Joe and the rest of Intermountain's high time crewfurs did what they could to advertise Intermountain's services and capabilities. Oddly enough, it wasn't the shiny speedbirds in the stable that attracted the most attention. While the company had a couple of Gulfstreams, a Lear, and a couple of Citations to boast of, it was the haggard looking old war horse Hercules that attracted the most attention from prospective new customers, and those new customers were almost always some government agency or other. They liked the idea of a non - eye - catching load lifter owned, operated, and piloted by furs who didn't ask questions as long as the cash came in liberal amounts.

"Well," Joe said nervously into the sudden silence at the other end of his phone circuit, "the pilot was cool. He flew our wingtip right down to the threshold and then bugged out like it was all in a day's work. Never even saw his face."

"You'll know Alex when you see him. He's a big one, taller than you. They call him 'Ice'. Ice blue eyes. Rare on a tiger, you know? A white tiger at that. He's ex Air Force, another fighter jock. Retired just recently a bird colonel, I think. He's the marketing arm for Kentiger." Matt paused again. He was calming down some. He realized Joe could have had no way of knowing who was flying his wing and helping his crew out.

"Matt, we used the company call coming down here. He knew who we worked for. He chose to help us anyway." Joe could sort of understand Matt's concern over the competition, but Matt was former Air Force himself! He'd been flying transports since Joe was in grade school! He should still remember that what happens up there, above the earth, transcends the common, mundane activities of ground pounders. Business notwithstanding, this was simply a case of one pilot helping another. Nothing more, nothing less.

Matt sighed and stopped rubbing his neck. "I know Joe. I'm sorry. It just bugs me that Billy The Kid's number one marketing mug had a ringside seat to our little show this morning." Unseen by Joe, Matt grinned slightly as he willed himself to relax.

"What's up with you and this Billy The Kid?" Joe asked. "Who or what is Billy The Kid?"

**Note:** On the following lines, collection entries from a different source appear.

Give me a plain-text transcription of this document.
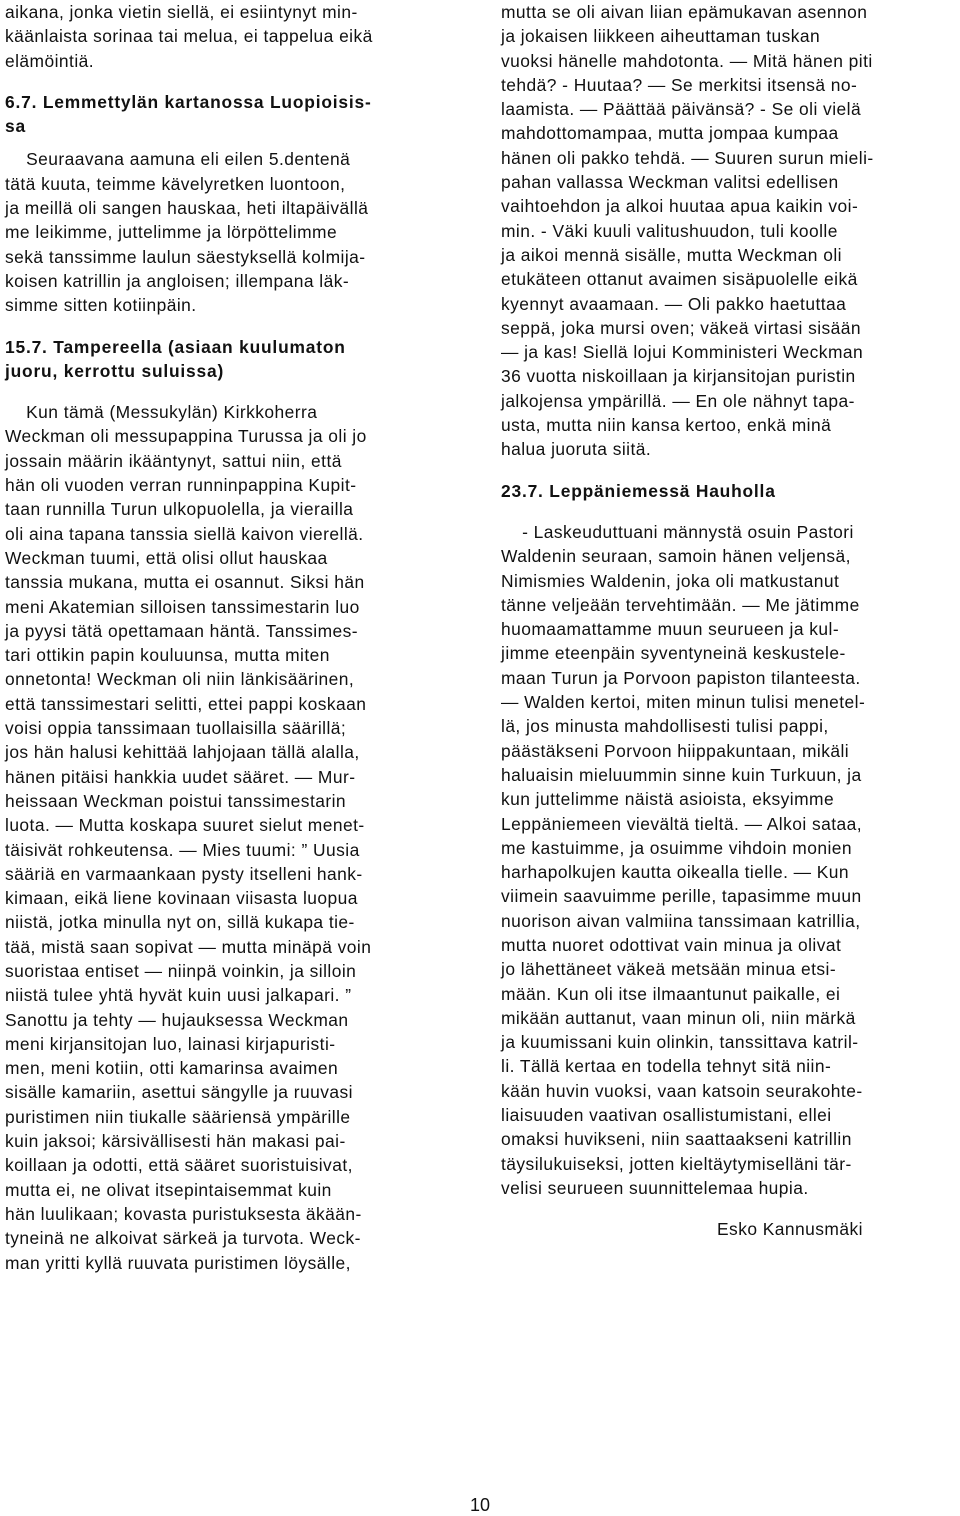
aikana, jonka vietin siellä, ei esiintynyt min-
käänlaista sorinaa tai melua, ei tappelua eikä
elämöintiä.
6.7. Lemmettylän kartanossa Luopioisis-
sa
Seuraavana aamuna eli eilen 5.dentenä
tätä kuuta, teimme kävelyretken luontoon,
ja meillä oli sangen hauskaa, heti iltapäivällä
me leikimme, juttelimme ja lörpöttelimme
sekä tanssimme laulun säestyksellä kolmija-
koisen katrillin ja angloisen; illempana läk-
simme sitten kotiinpäin.
15.7. Tampereella (asiaan kuulumaton
juoru, kerrottu suluissa)
Kun tämä (Messukylän) Kirkkoherra
Weckman oli messupappina Turussa ja oli jo
jossain määrin ikääntynyt, sattui niin, että
hän oli vuoden verran runninpappina Kupit-
taan runnilla Turun ulkopuolella, ja vierailla
oli aina tapana tanssia siellä kaivon vierellä.
Weckman tuumi, että olisi ollut hauskaa
tanssia mukana, mutta ei osannut. Siksi hän
meni Akatemian silloisen tanssimestarin luo
ja pyysi tätä opettamaan häntä. Tanssimes-
tari ottikin papin kouluunsa, mutta miten
onnetonta! Weckman oli niin länkisäärinen,
että tanssimestari selitti, ettei pappi koskaan
voisi oppia tanssimaan tuollaisilla säärillä;
jos hän halusi kehittää lahjojaan tällä alalla,
hänen pitäisi hankkia uudet sääret. — Mur-
heissaan Weckman poistui tanssimestarin
luota. — Mutta koskapa suuret sielut menet-
täisivät rohkeutensa. — Mies tuumi: ” Uusia
sääriä en varmaankaan pysty itselleni hank-
kimaan, eikä liene kovinaan viisasta luopua
niistä, jotka minulla nyt on, sillä kukapa tie-
tää, mistä saan sopivat — mutta minäpä voin
suoristaa entiset — niinpä voinkin, ja silloin
niistä tulee yhtä hyvät kuin uusi jalkapari. ”
Sanottu ja tehty — hujauksessa Weckman
meni kirjansitojan luo, lainasi kirjapuristi-
men, meni kotiin, otti kamarinsa avaimen
sisälle kamariin, asettui sängylle ja ruuvasi
puristimen niin tiukalle sääriensä ympärille
kuin jaksoi; kärsivällisesti hän makasi pai-
koillaan ja odotti, että sääret suoristuisivat,
mutta ei, ne olivat itsepintaisemmat kuin
hän luulikaan; kovasta puristuksesta äkään-
tyneinä ne alkoivat särkeä ja turvota. Weck-
man yritti kyllä ruuvata puristimen löysälle,
mutta se oli aivan liian epämukavan asennon
ja jokaisen liikkeen aiheuttaman tuskan
vuoksi hänelle mahdotonta. — Mitä hänen piti
tehdä? - Huutaa? — Se merkitsi itsensä no-
laamista. — Päättää päivänsä? - Se oli vielä
mahdottomampaa, mutta jompaa kumpaa
hänen oli pakko tehdä. — Suuren surun mieli-
pahan vallassa Weckman valitsi edellisen
vaihtoehdon ja alkoi huutaa apua kaikin voi-
min. - Väki kuuli valitushuudon, tuli koolle
ja aikoi mennä sisälle, mutta Weckman oli
etukäteen ottanut avaimen sisäpuolelle eikä
kyennyt avaamaan. — Oli pakko haetuttaa
seppä, joka mursi oven; väkeä virtasi sisään
— ja kas! Siellä lojui Komministeri Weckman
36 vuotta niskoillaan ja kirjansitojan puristin
jalkojensa ympärillä. — En ole nähnyt tapa-
usta, mutta niin kansa kertoo, enkä minä
halua juoruta siitä.
23.7. Leppäniemessä Hauholla
- Laskeuduttuani männystä osuin Pastori
Waldenin seuraan, samoin hänen veljensä,
Nimismies Waldenin, joka oli matkustanut
tänne veljeään tervehtimään. — Me jätimme
huomaamattamme muun seurueen ja kul-
jimme eteenpäin syventyneinä keskustele-
maan Turun ja Porvoon papiston tilanteesta.
— Walden kertoi, miten minun tulisi menetel-
lä, jos minusta mahdollisesti tulisi pappi,
päästäkseni Porvoon hiippakuntaan, mikäli
haluaisin mieluummin sinne kuin Turkuun, ja
kun juttelimme näistä asioista, eksyimme
Leppäniemeen vievältä tieltä. — Alkoi sataa,
me kastuimme, ja osuimme vihdoin monien
harhapolkujen kautta oikealla tielle. — Kun
viimein saavuimme perille, tapasimme muun
nuorison aivan valmiina tanssimaan katrillia,
mutta nuoret odottivat vain minua ja olivat
jo lähettäneet väkeä metsään minua etsi-
mään. Kun oli itse ilmaantunut paikalle, ei
mikään auttanut, vaan minun oli, niin märkä
ja kuumissani kuin olinkin, tanssittava katril-
li. Tällä kertaa en todella tehnyt sitä niin-
kään huvin vuoksi, vaan katsoin seurakohte-
liaisuuden vaativan osallistumistani, ellei
omaksi huvikseni, niin saattaakseni katrillin
täysilukuiseksi, jotten kieltäytymiselläni tär-
velisi seurueen suunnittelemaa hupia.
Esko Kannusmäki
10
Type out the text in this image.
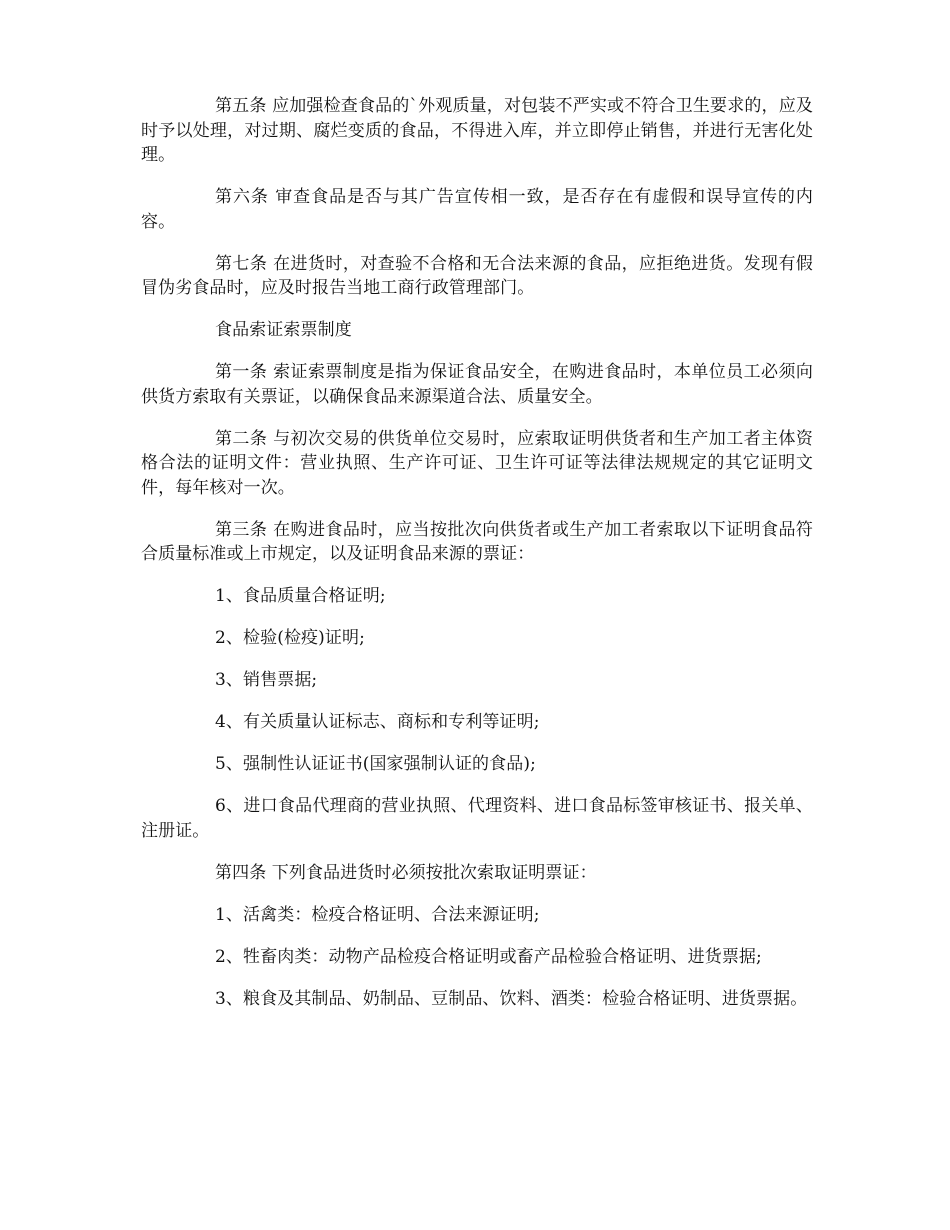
第五条 应加强检查食品的`外观质量，对包装不严实或不符合卫生要求的，应及时予以处理，对过期、腐烂变质的食品，不得进入库，并立即停止销售，并进行无害化处理。

第六条 审查食品是否与其广告宣传相一致，是否存在有虚假和误导宣传的内容。

第七条 在进货时，对查验不合格和无合法来源的食品，应拒绝进货。发现有假冒伪劣食品时，应及时报告当地工商行政管理部门。

食品索证索票制度

第一条 索证索票制度是指为保证食品安全，在购进食品时，本单位员工必须向供货方索取有关票证，以确保食品来源渠道合法、质量安全。

第二条 与初次交易的供货单位交易时，应索取证明供货者和生产加工者主体资格合法的证明文件：营业执照、生产许可证、卫生许可证等法律法规规定的其它证明文件，每年核对一次。

第三条 在购进食品时，应当按批次向供货者或生产加工者索取以下证明食品符合质量标准或上市规定，以及证明食品来源的票证：

1、食品质量合格证明;

2、检验(检疫)证明;

3、销售票据;

4、有关质量认证标志、商标和专利等证明;

5、强制性认证证书(国家强制认证的食品);

6、进口食品代理商的营业执照、代理资料、进口食品标签审核证书、报关单、注册证。

第四条 下列食品进货时必须按批次索取证明票证：

1、活禽类：检疫合格证明、合法来源证明;

2、牲畜肉类：动物产品检疫合格证明或畜产品检验合格证明、进货票据;

3、粮食及其制品、奶制品、豆制品、饮料、酒类：检验合格证明、进货票据。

Matt reflected on old times for a moment. He sighed briefly, quietly. "That'll wait for another time, Joe. You guys have some cargo to deliver. Get on it. We'll have a beer and I'll fill you in when you get back to Columbus. When are you arriving at Tinker?"

Joe glanced at his watch. "1615, roughly. Depends on how fast we can get out of Dodge, here. Knoxville is getting busy with those thunderstorms coming up out of the south. Lots of IFR traffic inbound."

"Give it your best shot, Joe. Keep those youngsters hopping. We can't afford to f... ah, screw up this contract. Too many follow-ons at risk. Call me at 1300 hours with your status, OK?"

"OK boss," Joe said. "Call at 1300, here we go."

Joe terminated his call and hurried towards the flight deck. The big props were already turning, and he still had his navigation gear to set up.